The Poppy War by R.F. Kuang. A war orphan claws her way into an elite military academy, then into a war that hollows her out and a power that scorches everything she loves. It is the most brutal coming-into-power arc on this list, grounded in real history and unflinching about atrocity, and it never once lets ambition off the hook. If you want the academy climb followed by the terrible cost of winning, this is the firmly adult answer. Published 2018.

The First Law by Joe Abercrombie. The grimdark benchmark for morally grey characters and a world that punishes idealism at every turn. If what truly hooked you about The Will of the Many is that nobody in it is wholly clean, Abercrombie’s first trilogy is the deep end of that pool: blackly funny, deeply cynical, and populated by people who are never quite heroes, no matter how badly you want them to be. Begin with The Blade Itself. Published 2006 onward.

If you have already read everything Islington wrote

The Licanius Trilogy by James Islington. The obvious next stop, and the one every fan ends up recommending. Islington’s first series opens with The Shadow of What Was Lost: a denser, more classically epic puzzle-box than The Will of the Many, but unmistakably the work of the same patient, plot-engineered mind, full of buried reveals that only pay off books later. If you want more of the author rather than just more of the vibe, this is where you go. Be warned that it asks for patience early and repays it heavily late, much like the man’s newer work. Published 2014 onward.

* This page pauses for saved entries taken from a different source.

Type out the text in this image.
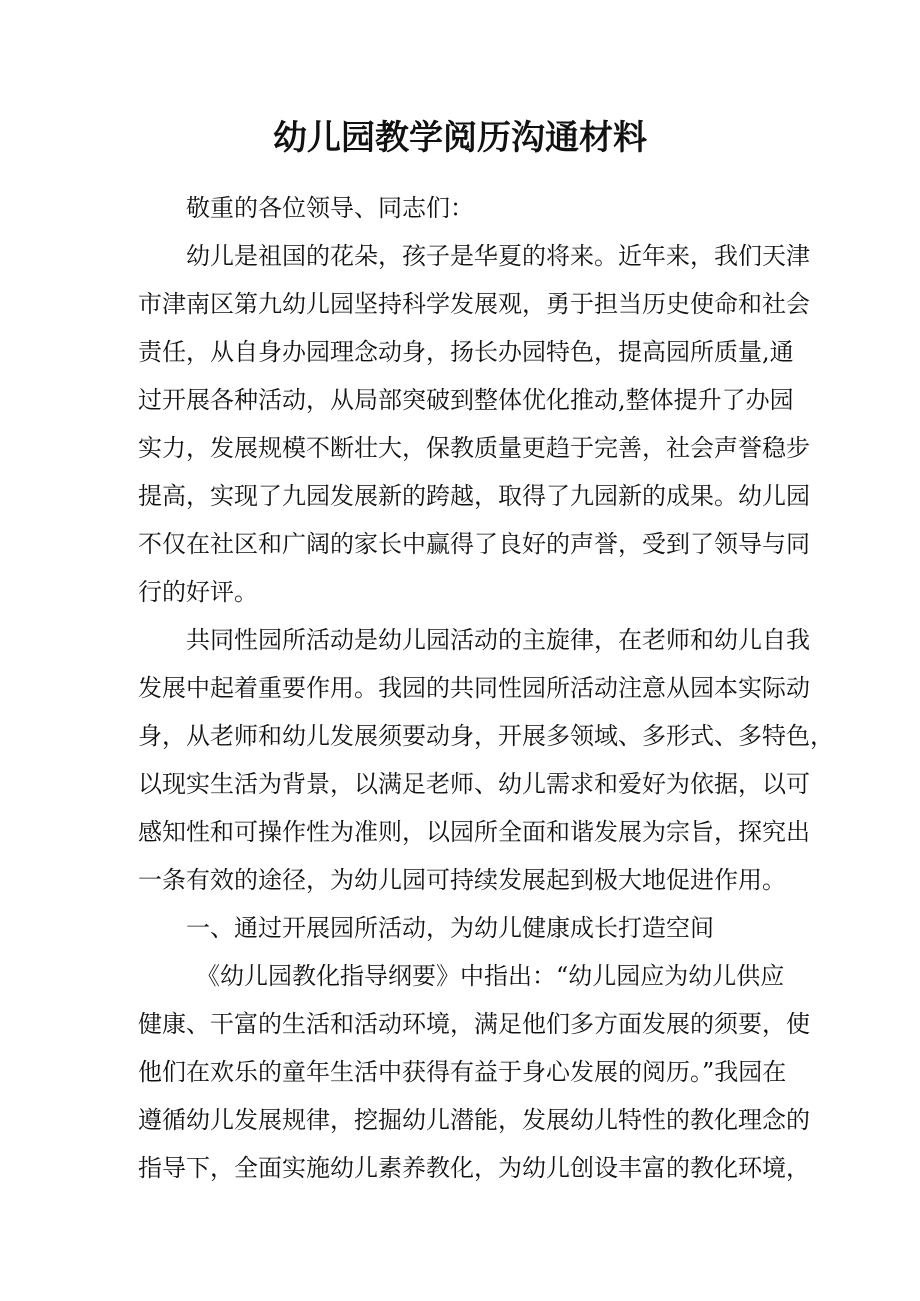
幼儿园教学阅历沟通材料
敬重的各位领导、同志们：
幼儿是祖国的花朵，孩子是华夏的将来。近年来，我们天津
市津南区第九幼儿园坚持科学发展观，勇于担当历史使命和社会
责任，从自身办园理念动身，扬长办园特色，提高园所质量,通
过开展各种活动，从局部突破到整体优化推动,整体提升了办园
实力，发展规模不断壮大，保教质量更趋于完善，社会声誉稳步
提高，实现了九园发展新的跨越，取得了九园新的成果。幼儿园
不仅在社区和广阔的家长中赢得了良好的声誉，受到了领导与同
行的好评。
共同性园所活动是幼儿园活动的主旋律，在老师和幼儿自我
发展中起着重要作用。我园的共同性园所活动注意从园本实际动
身，从老师和幼儿发展须要动身，开展多领域、多形式、多特色，
以现实生活为背景，以满足老师、幼儿需求和爱好为依据，以可
感知性和可操作性为准则，以园所全面和谐发展为宗旨，探究出
一条有效的途径，为幼儿园可持续发展起到极大地促进作用。
一、通过开展园所活动，为幼儿健康成长打造空间
《幼儿园教化指导纲要》中指出：“幼儿园应为幼儿供应
健康、干富的生活和活动环境，满足他们多方面发展的须要，使
他们在欢乐的童年生活中获得有益于身心发展的阅历。”我园在
遵循幼儿发展规律，挖掘幼儿潜能，发展幼儿特性的教化理念的
指导下，全面实施幼儿素养教化，为幼儿创设丰富的教化环境，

One more, releasing 2026/27

Still Here by Dominic Roworth. Here is the honest wedge. The Will of the Many has a magic system; this one does not. Still Here is a grounded dystopian series in the same lineage, Still Here, Book One of The Last Hand: a boy torn from his younger brother and forged into a hunter for the cabal who ended the world, climbing a leaderboard built of other boys’ bodies toward the room where his enemies finally meet. Same hierarchy-climb, same buried revenge, the same refusal to ever truly submit, but every bit of the horror and the wonder is human, with no magic to soften the edges. It is being written for exactly the reader this list is for. Join the early-reader list to read the opening chapter before anyone else. Releasing 2026/27.

Why The Will of the Many hits so hard, and what to look for next

Strip The Will of the Many back to its bones and the same four pieces keep surfacing: a hidden identity the hero cannot afford to drop, an oppressive system that rewards the climb even as it deforms the climber, a slow revenge that has to wait for exactly the right moment, and the moral cost of becoming powerful inside a thing you despise. Once you can see that shape, you can choose your next read on purpose: chase the academy when you want momentum, the revenge when you want the cold, the empire when you want the scale. Work through the list above, then keep an eye on Still Here for the version that takes the magic out and leaves only the human horror standing. Bookmark this guide too, because the dystopian and epic-fantasy shelves keep producing worthy successors, and it is updated as new adult releases earn their place on it. The shelf is deep, and it keeps getting deeper. When you are ready, see what Still Here is about and join the early-reader list so you do not miss the day it lands.

Frequently asked questions

Is The Will of the Many similar to Red Rising?
Yes, very. Both follow a young man who hides his true identity, is taken in by the system that destroyed his family, and climbs a brutal meritocracy with revenge buried underneath. The Will of the Many is often described as Red Rising crossed with epic fantasy, which is why fans of one almost always enjoy the other.
What should I read after The Will of the Many?
For the closest match, read Red Rising for the infiltration and the climb, The Traitor Baru Cormorant for the long con against an empire, and Babel or Blood Over Bright Haven for the deadly academy. If you want more from James Islington himself, his Licanius Trilogy is the natural next series.
Is there a sequel to The Will of the Many?
Yes. The Will of the Many is the first book in James Islington's Hierarchy series, and it is continued by the second book, The Strength of the Few. More instalments in the series are planned, so finishing the first book is the start of a longer story rather than the end of one.